Facial recognition successfully used to diagnose rare genetic diseases

Researchers have successfully used facial recognition technology to detect a rare genetic disease called DiGeorge syndrome in patients. This breakthrough could prove to be a new diagnostic tool for doctors who often have trouble diagnosing the disease due to its many symptoms. The condition is estimated to affect one in 3000 to 6000 kids, and causes defects like heart problems and cleft palate.

The work was accomplished by the NIH's National Human Genome Research Institute, where researchers used facial recognition technology to detect the facial features indicative of this disease. A total of 126 facial features were identified and can be used to diagnose DiGeorge syndrome with a 96.6% accuracy across all ethnic groups.

Speaking about this, medical geneticist Paul Kruszka said:

Human malformation syndromes appear different in different parts of the world. Even experienced clinicians have difficulty diagnosing genetic syndromes in non-European populations.

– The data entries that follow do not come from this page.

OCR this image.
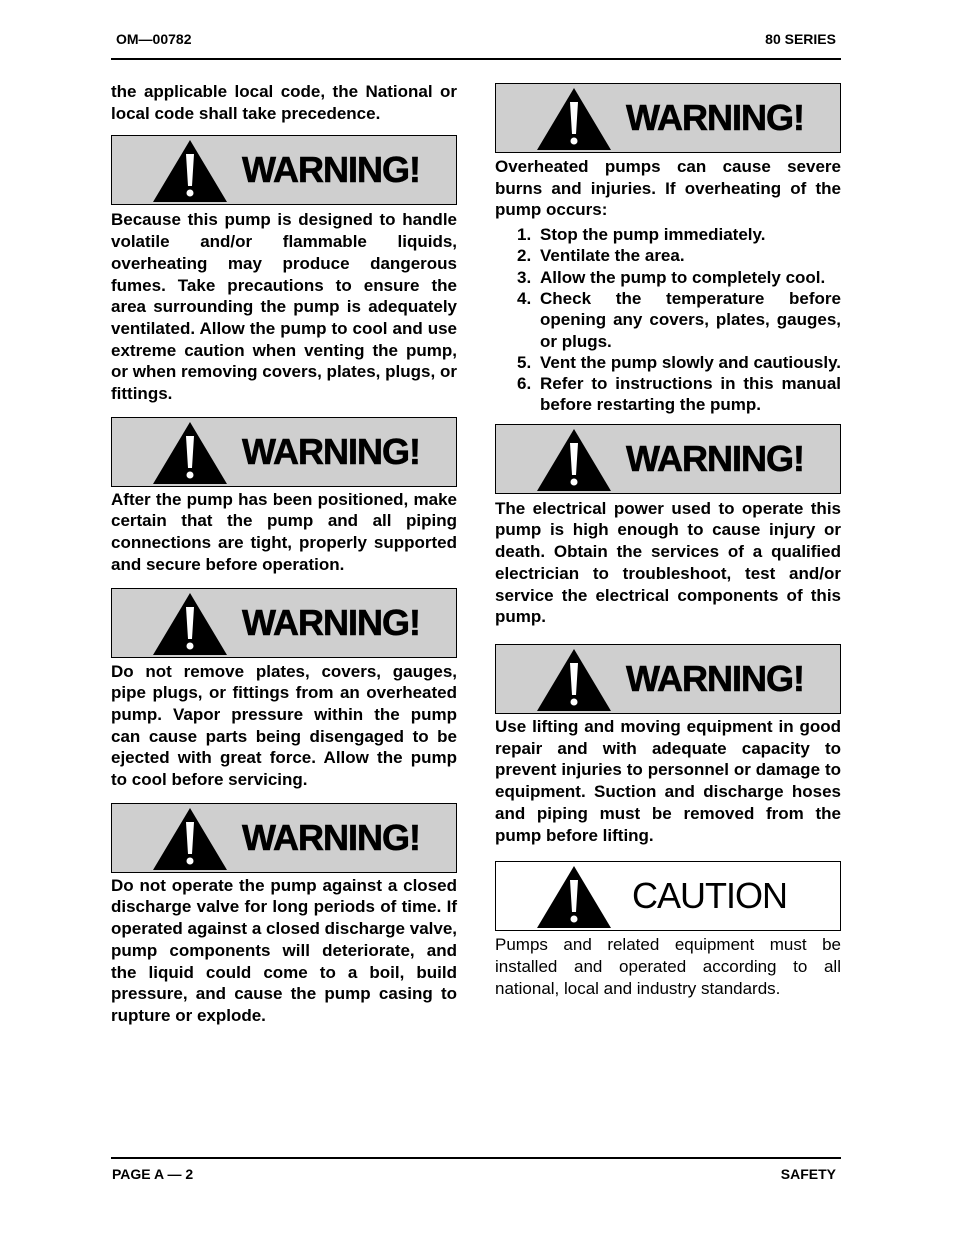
OM—00782	80 SERIES

the applicable local code, the National or local code shall take precedence.

WARNING!

Because this pump is designed to handle volatile and/or flammable liquids, overheating may produce dangerous fumes. Take precautions to ensure the area surrounding the pump is adequately ventilated. Allow the pump to cool and use extreme caution when venting the pump, or when removing covers, plates, plugs, or fittings.

WARNING!

After the pump has been positioned, make certain that the pump and all piping connections are tight, properly supported and secure before operation.

WARNING!

Do not remove plates, covers, gauges, pipe plugs, or fittings from an overheated pump. Vapor pressure within the pump can cause parts being disengaged to be ejected with great force. Allow the pump to cool before servicing.

WARNING!

Do not operate the pump against a closed discharge valve for long periods of time. If operated against a closed discharge valve, pump components will deteriorate, and the liquid could come to a boil, build pressure, and cause the pump casing to rupture or explode.

WARNING!

Overheated pumps can cause severe burns and injuries. If overheating of the pump occurs:

1. Stop the pump immediately.
2. Ventilate the area.
3. Allow the pump to completely cool.
4. Check the temperature before opening any covers, plates, gauges, or plugs.
5. Vent the pump slowly and cautiously.
6. Refer to instructions in this manual before restarting the pump.
WARNING!

The electrical power used to operate this pump is high enough to cause injury or death. Obtain the services of a qualified electrician to troubleshoot, test and/or service the electrical components of this pump.

WARNING!

Use lifting and moving equipment in good repair and with adequate capacity to prevent injuries to personnel or damage to equipment. Suction and discharge hoses and piping must be removed from the pump before lifting.

CAUTION

Pumps and related equipment must be installed and operated according to all national, local and industry standards.

PAGE A — 2	SAFETY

That's why researchers used 156 volunteers spanning Caucasian, African, Asian, and Latin American ethnicities to identify the many different facial features common to the disease. Even better, the technology is not limited to only this condition, but has already been proven capable of diagnosing Down syndrome; researchers are looking into the possibility of also using it to diagnose Williams and Noonan syndromes.